CINCINNATI — A panel of the Sixth Circuit U.S. Court of Appeals on Aug. 21 affirmed dismissal of an unpleaded copyright infringement claim against the publisher of the “Fifty Shades of Grey” trilogy, based upon a plaintiff’s failure to obtain a copyright registration (Eva A. Webb Wright v. Penguin Random House, No. 18-6323, 6th Cir., 2019 U.S. App. LEXIS 24896).
NEW YORK — The Second Circuit U.S. Court of Appeals on Aug. 21 reversed a New York federal judge’s holding that a composer’s authorship rights were extinguished by a series of commissioning agreements he entered into with an affiliate of an assignee (Ennio Morricone Music Inc. v. Bixio Music Group Ltd., No. 17-3595, 2nd Cir., 2019 U.S. App. LEXIS 24880).
DENVER — A federal judge in Colorado on Aug. 20 found that the Rogers v. Grimaldi test “needs adapting” in view of “legitimate considerations brought out in subsequent cases” in which an alleged infringer claims a First Amendment right to use a disputed trademark (Marty Stouffer, et al. v. National Geographic Partners LLC, et al., No. 18-3127, D. Colo., 2019 U.S. Dist. LEXIS 140947).

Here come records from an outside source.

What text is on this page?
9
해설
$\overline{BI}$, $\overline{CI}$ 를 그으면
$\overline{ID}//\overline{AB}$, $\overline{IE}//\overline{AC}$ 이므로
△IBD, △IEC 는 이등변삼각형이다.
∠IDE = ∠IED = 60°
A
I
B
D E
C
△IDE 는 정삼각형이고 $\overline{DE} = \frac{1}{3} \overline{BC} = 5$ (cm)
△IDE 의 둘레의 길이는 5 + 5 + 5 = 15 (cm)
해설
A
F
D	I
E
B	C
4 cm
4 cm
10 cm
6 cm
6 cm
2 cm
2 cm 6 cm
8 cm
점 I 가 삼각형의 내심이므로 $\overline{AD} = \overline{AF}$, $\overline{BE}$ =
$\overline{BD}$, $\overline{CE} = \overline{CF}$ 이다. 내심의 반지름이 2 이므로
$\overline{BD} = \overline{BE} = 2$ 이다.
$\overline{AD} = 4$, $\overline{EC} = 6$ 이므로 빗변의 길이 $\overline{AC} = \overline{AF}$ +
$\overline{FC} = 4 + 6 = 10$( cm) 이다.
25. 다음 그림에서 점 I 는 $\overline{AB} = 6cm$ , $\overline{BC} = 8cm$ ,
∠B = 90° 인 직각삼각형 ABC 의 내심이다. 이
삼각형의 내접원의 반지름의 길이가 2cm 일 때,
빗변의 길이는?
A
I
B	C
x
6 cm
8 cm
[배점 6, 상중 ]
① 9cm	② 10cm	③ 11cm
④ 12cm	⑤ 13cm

PORTLAND, Ore. — A Ninth Circuit U.S. Court of Appeals panel on Aug. 16 upheld a trial court’s decision on remand to maintain a $28.5 million attorney fees award for Oracle USA Inc. in a long-running software license copyright infringement suit against Rimini Street Inc., finding no abuse of discretion in the ruling (Oracle USA Inc., et al. v. Rimini Street Inc., et al., No. 18-16554, 9th Cir.).
LOS ANGELES — Allegations that Walt Disney Pictures and others committed copyright infringement by copying elements of a screenplay for use in the animated film “Zootopia” were rejected Aug. 19 by a federal judge in California (Brian Neil Hoff v. Walt Disney Pictures, et al., No. 19-665, C.D. Calif., 2019 U.S. Dist. LEXIS 140343).

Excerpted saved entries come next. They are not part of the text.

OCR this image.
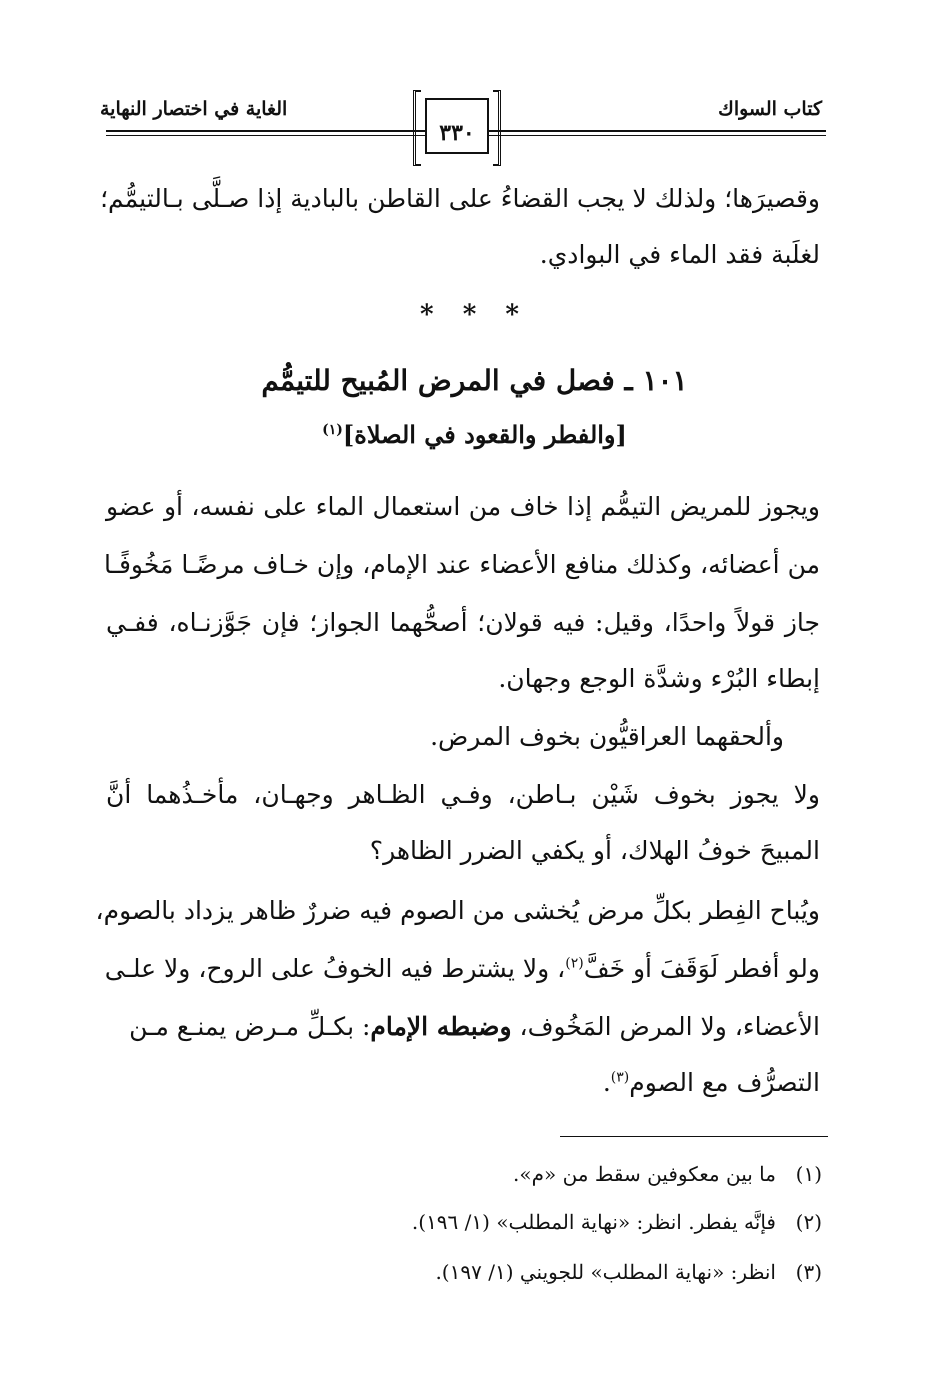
كتاب السواك
الغاية في اختصار النهاية
٣٣٠
وقصيرَها؛ ولذلك لا يجب القضاءُ على القاطن بالبادية إذا صـلَّى بـالتيمُّم؛
لغلَبة فقد الماء في البوادي.
* * *
١٠١ ـ فصل في المرض المُبيح للتيمُّم
[والفطر والقعود في الصلاة]$^{(١)}$
ويجوز للمريض التيمُّم إذا خاف من استعمال الماء على نفسه، أو عضو
من أعضائه، وكذلك منافع الأعضاء عند الإمام، وإن خـاف مرضًـا مَخُوفًـا
جاز قولاً واحدًا، وقيل: فيه قولان؛ أصحُّهما الجواز؛ فإن جَوَّزنـاه، ففـي
إبطاء البُرْء وشدَّة الوجع وجهان.
وألحقهما العراقيُّون بخوف المرض.
ولا يجوز بخوف شَيْن بـاطن، وفـي الظـاهر وجهـان، مأخـذُهما أنَّ
المبيحَ خوفُ الهلاك، أو يكفي الضرر الظاهر؟
ويُباح الفِطر بكلِّ مرض يُخشى من الصوم فيه ضررٌ ظاهر يزداد بالصوم،
ولو أفطر لَوَقَفَ أو خَفَّ$^{(٢)}$، ولا يشترط فيه الخوفُ على الروح، ولا علـى
الأعضاء، ولا المرض المَخُوف، وضبطه الإمام: بكـلِّ مـرض يمنـع مـن
التصرُّف مع الصوم$^{(٣)}$.
(١)ما بين معكوفين سقط من «م».
(٢)فإنَّه يفطر. انظر: «نهاية المطلب» (١/ ١٩٦).
(٣)انظر: «نهاية المطلب» للجويني (١/ ١٩٧).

WASHINGTON, D.C. — One week after a videographer filed his opening merits brief with the U.S. Supreme Court supporting his position that the Copyright Remedy Clarification Act of 1990 (CRCA) abrogates states’ sovereign immunity in the area of copyright law, 12 amicus curiae briefs were filed in support of the petitioner on Aug. 13 by such parties as the Chamber of Commerce of the United States of America and the Recording Industry Association of America (RIAA) (Frederick L. Allen, et al. v. Roy A. Cooper III, et al., No. 18-877, U.S. Sup.).

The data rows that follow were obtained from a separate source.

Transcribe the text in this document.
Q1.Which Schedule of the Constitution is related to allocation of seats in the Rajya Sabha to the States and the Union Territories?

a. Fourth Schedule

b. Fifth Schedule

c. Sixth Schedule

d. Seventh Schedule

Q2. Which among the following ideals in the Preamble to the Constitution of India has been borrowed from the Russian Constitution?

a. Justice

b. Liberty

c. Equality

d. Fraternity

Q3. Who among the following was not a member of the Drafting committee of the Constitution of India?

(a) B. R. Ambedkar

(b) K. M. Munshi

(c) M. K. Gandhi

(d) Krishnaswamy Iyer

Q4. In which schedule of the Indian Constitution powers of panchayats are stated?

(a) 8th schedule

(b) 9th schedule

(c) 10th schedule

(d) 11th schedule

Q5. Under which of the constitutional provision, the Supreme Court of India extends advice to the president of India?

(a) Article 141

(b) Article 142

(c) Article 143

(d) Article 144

PHILADELPHIA — A preliminary injunction barring a copyright infringement defendant from selling a banana costume will stand, in light of an Aug. 1 holding by the Third Circuit U.S. Court of Appeals that, in combination, nonutilitarian, sculptural features are entitled to copyright protection (Silvertop Associates Inc., d/b/a Rasta Imposta v. Kangaroo Manufacturing Inc., No. 18-2266, 3rd Cir., 2019 U.S. App. LEXIS 22989).
SAN FRANCISCO — In an Aug. 1 holding, the Ninth Circuit U.S. Court of Appeals found that dismissal for lack of personal jurisdiction by an Arizona federal judge of allegations of copyright infringement was in error because it was foreseeable to defendants in the case that their actions would cause economic harm in the United States (Hydentra HLP Int. Ltd., et al. v. Sagan Ltd., et al., No. 17-16637, 9th Cir., 2019 U.S. App. LEXIS 23041).
NEW YORK — A finding by a federal judge in New York that 44 articles by film critic Stanley Kauffmann qualify as works for hire was reversed Aug. 1 by the Second Circuit U.S. Court of Appeals based on evidence that a letter agreement entered into by Kauffmann and a literary editor for “The New Republic” (TNR) magazine was entered into “long after the works were created” (Estate of Stanley Kauffmann v. Rochester Institute of Technology, No. 18-2404, 2nd Cir., 2019 U.S. App. LEXIS 22915).